Menteri Transportasi Dagmawit Moges mengatakan kepada wartawan bahwa laporan awal akan dirilis dalam waktu 30 hari. "Kemiripan yang jelas dicatat antara Ethiopian Airlines Flight 302 dan Indonesian Lion Air Flight 610, yang akan menjadi subjek studi lebih lanjut selama penyelidikan," kata Ms Dagmawit seperti dikutip BBC.

Kedua penerbangan menggunakan Boeing 737 Max 8. Dalam kedua kasus, data pelacakan penerbangan menunjukkan ketinggian pesawat berfluktuasi tajam. Pesawat tampaknya mengalami pendakian dan penurunan yang tidak menentu.
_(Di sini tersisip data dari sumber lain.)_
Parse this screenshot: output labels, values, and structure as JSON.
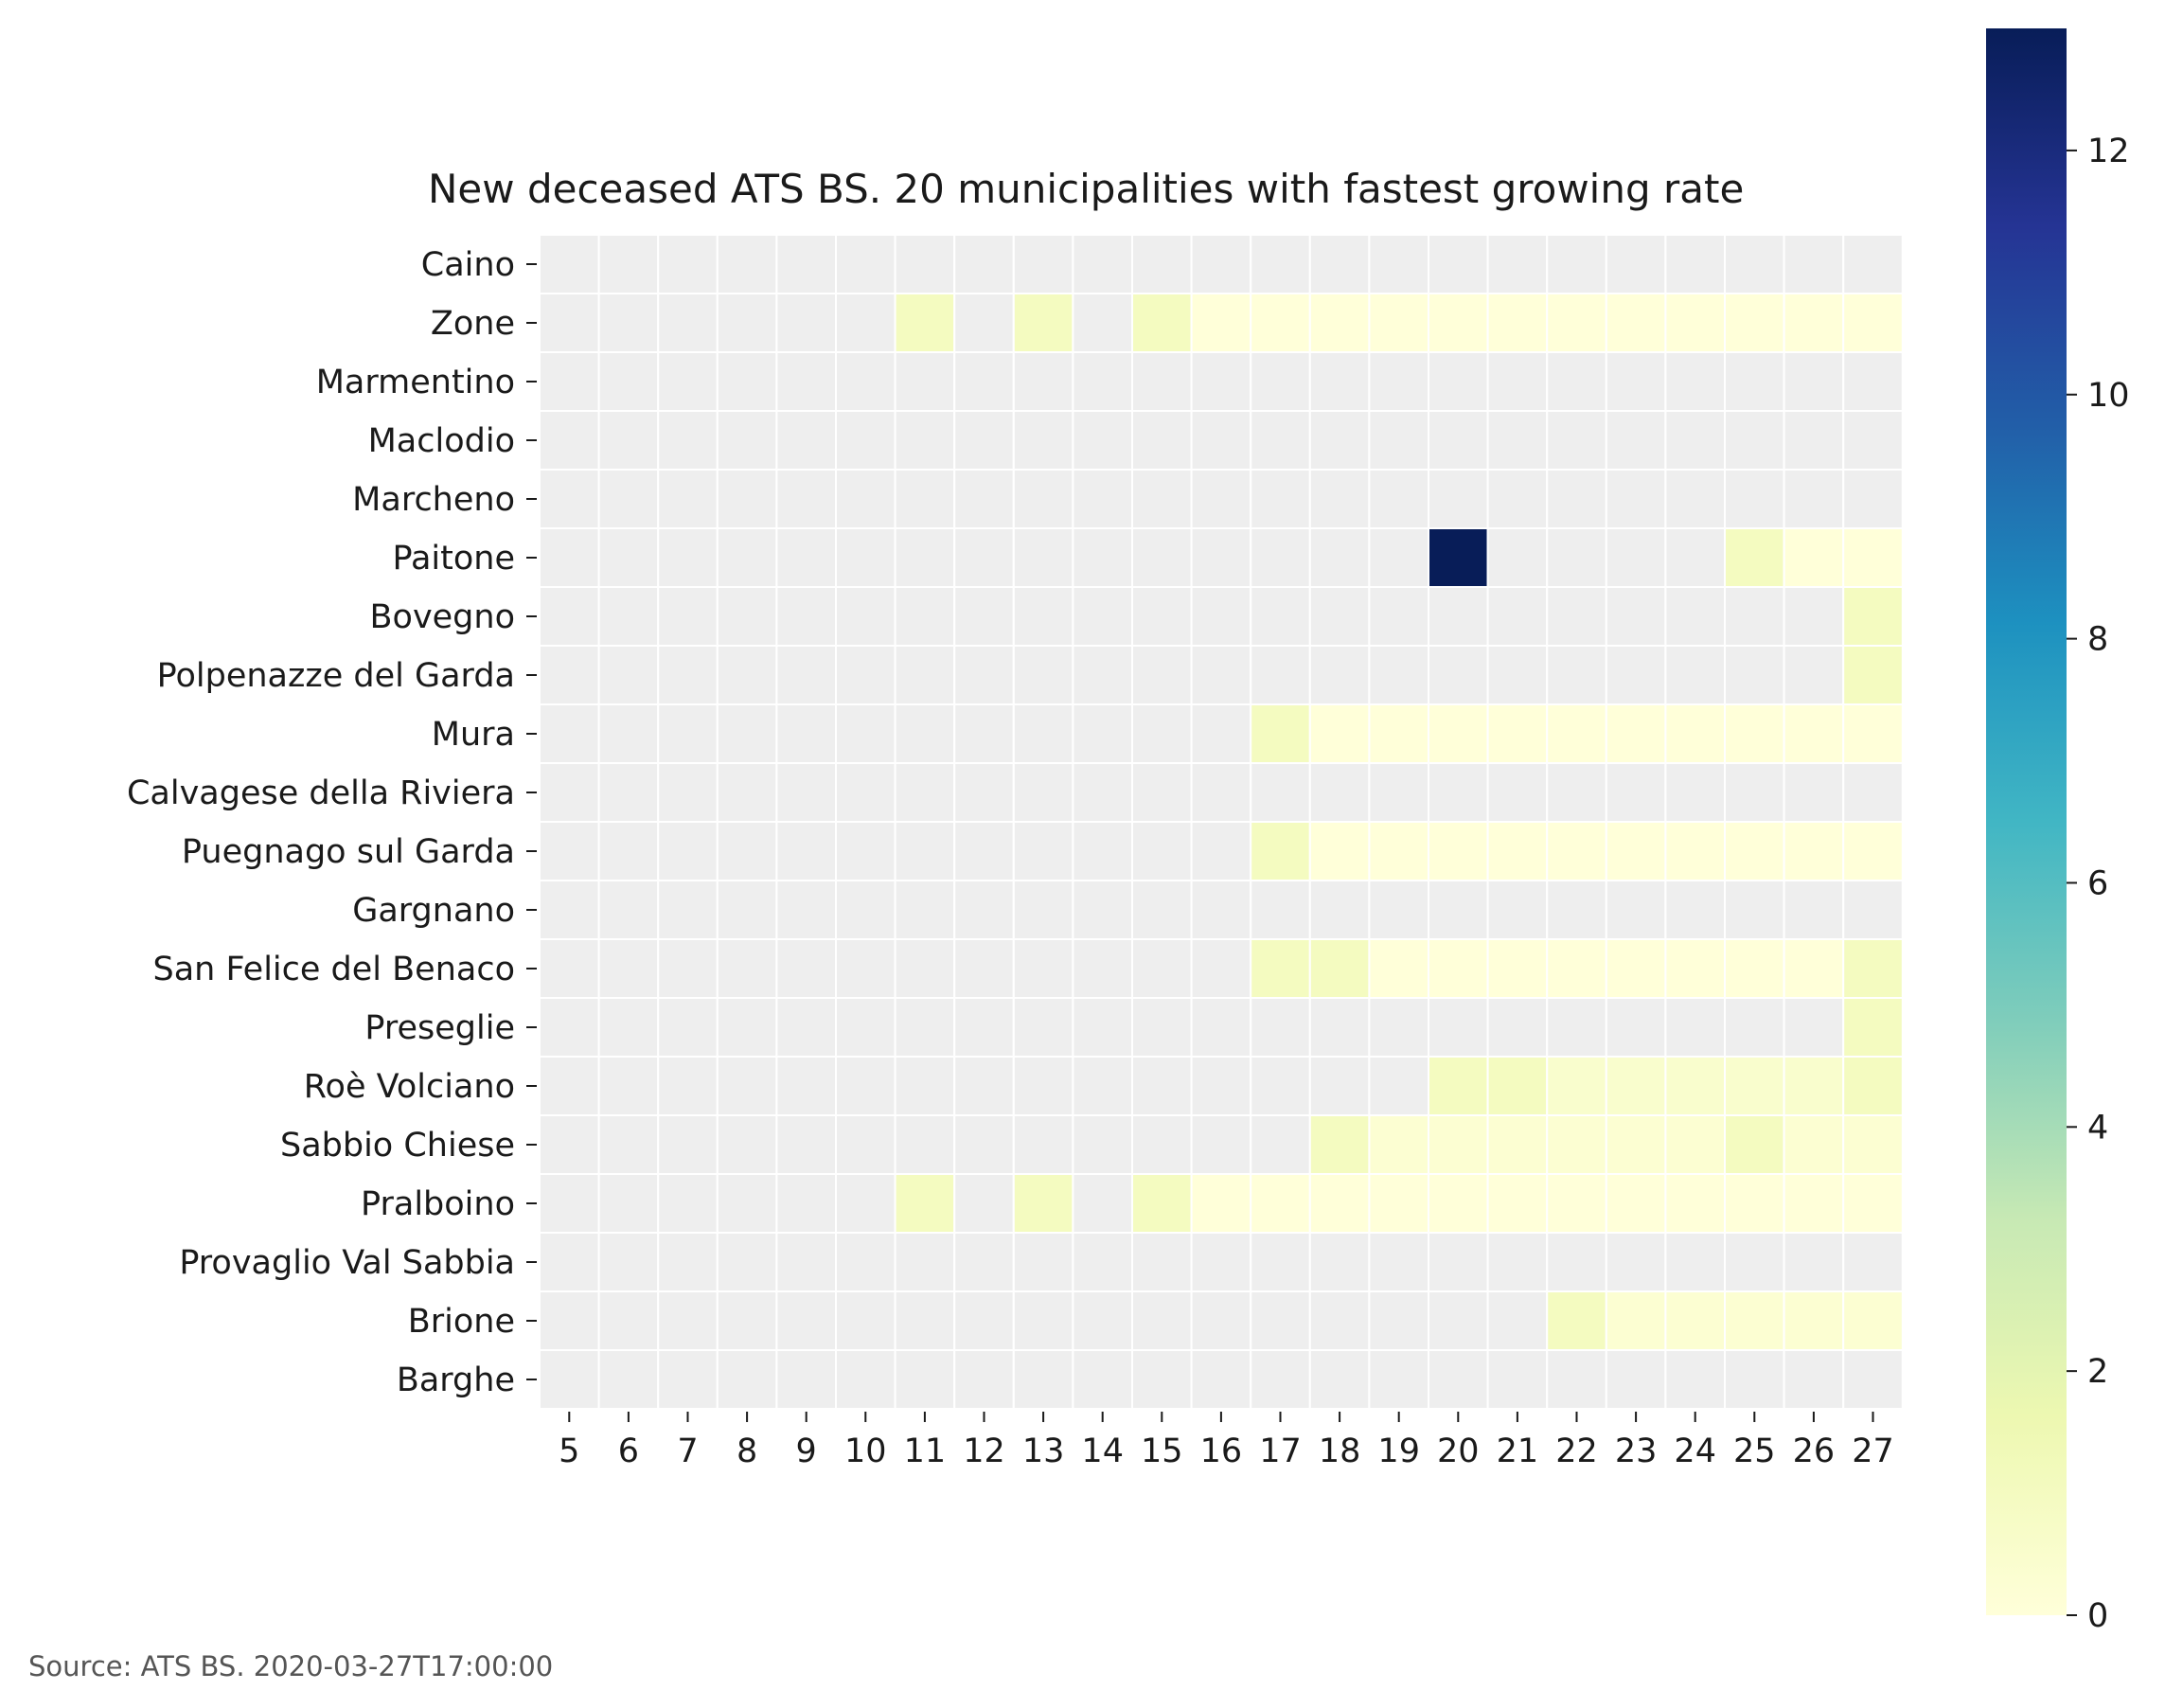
{
  "chart_data": {
    "type": "heatmap",
    "title": "New deceased ATS BS. 20 municipalities with fastest growing rate",
    "xlabel": "",
    "ylabel": "",
    "x": [
      "5",
      "6",
      "7",
      "8",
      "9",
      "10",
      "11",
      "12",
      "13",
      "14",
      "15",
      "16",
      "17",
      "18",
      "19",
      "20",
      "21",
      "22",
      "23",
      "24",
      "25",
      "26",
      "27"
    ],
    "y": [
      "Caino",
      "Zone",
      "Marmentino",
      "Maclodio",
      "Marcheno",
      "Paitone",
      "Bovegno",
      "Polpenazze del Garda",
      "Mura",
      "Calvagese della Riviera",
      "Puegnago sul Garda",
      "Gargnano",
      "San Felice del Benaco",
      "Preseglie",
      "Roè Volciano",
      "Sabbio Chiese",
      "Pralboino",
      "Provaglio Val Sabbia",
      "Brione",
      "Barghe"
    ],
    "values": [
      [
        null,
        null,
        null,
        null,
        null,
        null,
        null,
        null,
        null,
        null,
        null,
        null,
        null,
        null,
        null,
        null,
        null,
        null,
        null,
        null,
        null,
        null,
        null
      ],
      [
        null,
        null,
        null,
        null,
        null,
        null,
        1,
        null,
        1,
        null,
        1,
        0,
        0,
        0,
        0,
        0,
        0,
        0,
        0,
        0,
        0,
        0,
        0
      ],
      [
        null,
        null,
        null,
        null,
        null,
        null,
        null,
        null,
        null,
        null,
        null,
        null,
        null,
        null,
        null,
        null,
        null,
        null,
        null,
        null,
        null,
        null,
        null
      ],
      [
        null,
        null,
        null,
        null,
        null,
        null,
        null,
        null,
        null,
        null,
        null,
        null,
        null,
        null,
        null,
        null,
        null,
        null,
        null,
        null,
        null,
        null,
        null
      ],
      [
        null,
        null,
        null,
        null,
        null,
        null,
        null,
        null,
        null,
        null,
        null,
        null,
        null,
        null,
        null,
        null,
        null,
        null,
        null,
        null,
        null,
        null,
        null
      ],
      [
        null,
        null,
        null,
        null,
        null,
        null,
        null,
        null,
        null,
        null,
        null,
        null,
        null,
        null,
        null,
        13,
        null,
        null,
        null,
        null,
        1,
        0,
        0
      ],
      [
        null,
        null,
        null,
        null,
        null,
        null,
        null,
        null,
        null,
        null,
        null,
        null,
        null,
        null,
        null,
        null,
        null,
        null,
        null,
        null,
        null,
        null,
        1
      ],
      [
        null,
        null,
        null,
        null,
        null,
        null,
        null,
        null,
        null,
        null,
        null,
        null,
        null,
        null,
        null,
        null,
        null,
        null,
        null,
        null,
        null,
        null,
        1
      ],
      [
        null,
        null,
        null,
        null,
        null,
        null,
        null,
        null,
        null,
        null,
        null,
        null,
        1,
        0,
        0,
        0,
        0,
        0,
        0,
        0,
        0,
        0,
        0
      ],
      [
        null,
        null,
        null,
        null,
        null,
        null,
        null,
        null,
        null,
        null,
        null,
        null,
        null,
        null,
        null,
        null,
        null,
        null,
        null,
        null,
        null,
        null,
        null
      ],
      [
        null,
        null,
        null,
        null,
        null,
        null,
        null,
        null,
        null,
        null,
        null,
        null,
        1,
        0,
        0,
        0,
        0,
        0,
        0,
        0,
        0,
        0,
        0
      ],
      [
        null,
        null,
        null,
        null,
        null,
        null,
        null,
        null,
        null,
        null,
        null,
        null,
        null,
        null,
        null,
        null,
        null,
        null,
        null,
        null,
        null,
        null,
        null
      ],
      [
        null,
        null,
        null,
        null,
        null,
        null,
        null,
        null,
        null,
        null,
        null,
        null,
        1,
        1,
        0,
        0,
        0,
        0,
        0,
        0,
        0,
        0,
        1
      ],
      [
        null,
        null,
        null,
        null,
        null,
        null,
        null,
        null,
        null,
        null,
        null,
        null,
        null,
        null,
        null,
        null,
        null,
        null,
        null,
        null,
        null,
        null,
        1
      ],
      [
        null,
        null,
        null,
        null,
        null,
        null,
        null,
        null,
        null,
        null,
        null,
        null,
        null,
        null,
        null,
        1,
        1,
        0.5,
        0.5,
        0.5,
        0.5,
        0.5,
        1
      ],
      [
        null,
        null,
        null,
        null,
        null,
        null,
        null,
        null,
        null,
        null,
        null,
        null,
        null,
        1,
        0.3,
        0.3,
        0.3,
        0.3,
        0.3,
        0.3,
        1,
        0.3,
        0.3
      ],
      [
        null,
        null,
        null,
        null,
        null,
        null,
        1,
        null,
        1,
        null,
        1,
        0,
        0,
        0,
        0,
        0,
        0,
        0,
        0,
        0,
        0,
        0,
        0
      ],
      [
        null,
        null,
        null,
        null,
        null,
        null,
        null,
        null,
        null,
        null,
        null,
        null,
        null,
        null,
        null,
        null,
        null,
        null,
        null,
        null,
        null,
        null,
        null
      ],
      [
        null,
        null,
        null,
        null,
        null,
        null,
        null,
        null,
        null,
        null,
        null,
        null,
        null,
        null,
        null,
        null,
        null,
        1,
        0.3,
        0.3,
        0.3,
        0.3,
        0.3
      ],
      [
        null,
        null,
        null,
        null,
        null,
        null,
        null,
        null,
        null,
        null,
        null,
        null,
        null,
        null,
        null,
        null,
        null,
        null,
        null,
        null,
        null,
        null,
        null
      ]
    ],
    "colorbar": {
      "colormap": "YlGnBu",
      "range": [
        0,
        13
      ],
      "ticks": [
        0,
        2,
        4,
        6,
        8,
        10,
        12
      ]
    },
    "missing_color": "#eeeeee",
    "grid_line_color": "#ffffff"
  },
  "source_text": "Source: ATS BS. 2020-03-27T17:00:00"
}
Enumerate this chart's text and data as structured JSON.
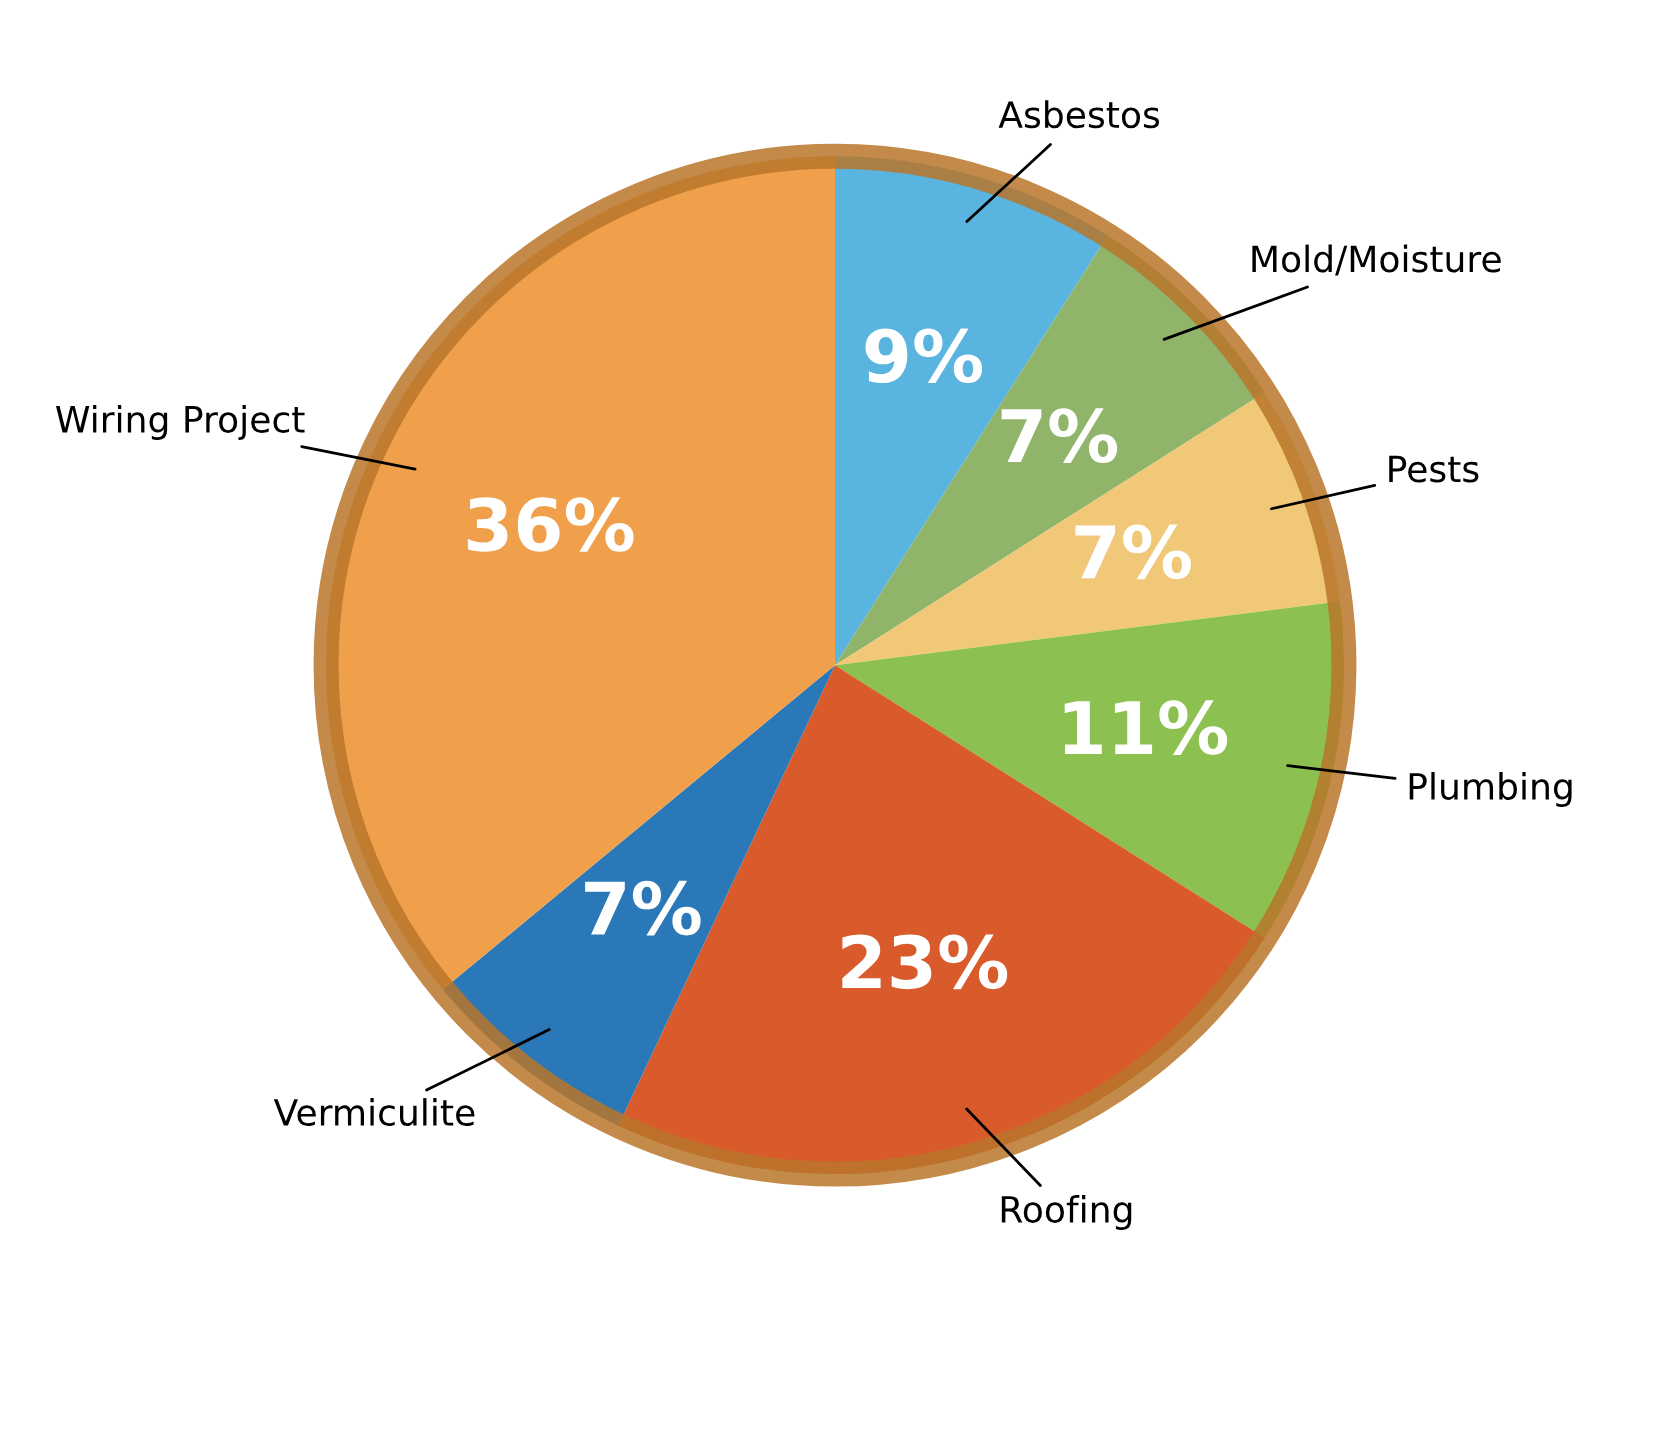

Chairman dan CEO Boeing Dennis Muilenburg menegaskan kembali bahwa pihaknya mendukung penyelidikan lebih lanjut. Dalam sebuah pernyataan, ia menambahkan bahwa Boeing akan melanjutkan dengan pembaruan perangkat lunak yang akan membahas perilaku sistem kontrol penerbangan dalam menanggapi masukan sensor yang salah.

Minggu (10/3) lalu jet Ethiopian Airlines jatuh setelah lepas landas dari Addis Ababa, menewaskan seluruh 157 orang di dalamnya. Ethiopian Airlines Penerbangan 302 lepas landas dari Bandara Internasional Addis Ababa Bole pada pagi hari 10 Maret, menuju Nairobi di Kenya. Beberapa menit setelah penerbangan, pilot melaporkan kesulitan dan meminta untuk kembali.

Jarak pandang dikatakan baik tetapi monitor lalu lintas udara Flightradar24 mengatakan, "Kecepatan vertikal pesawat tidak stabil setelah lepas landas."

Penyelidik keselamatan udara Prancis memeriksa kotak hitam yang merupakan perekam data penerbangan dan perekam suara kokpit. Penyelidik telah menyerahkan temuan mereka ke rekan-rekan Ethiopia mereka.

Pada 29 Oktober Lion Air Penerbangan J 610 jatuh setelah lepas landas dari bandara Jakarta, menewaskan 189 orang.

Penyelidik kemudian mengidentifikasi masalah dengan sistem anti-stall, yang dirancang untuk mencegah pesawat mengarah ke atas pada sudut yang terlalu tinggi sehingga bisa kehilangan daya angkatnya.

Selama penerbangan JT610, sistem ini berulang kali memaksa hidung pesawat ke bawah, bahkan ketika pesawat tidak berhenti, yang kemungkinan disebabkan oleh sensor yang salah.

Pilot mencoba memperbaiki ini dengan mengarahkan hidung lebih tinggi, hingga sistem mendorongnya lagi. Ini terjadi lebih dari 20 kali.

Setelah kecelakaan kedua, maskapai dan otoritas penerbangan di seluruh dunia mengandangkan pesawat Boeing 737 Max 8.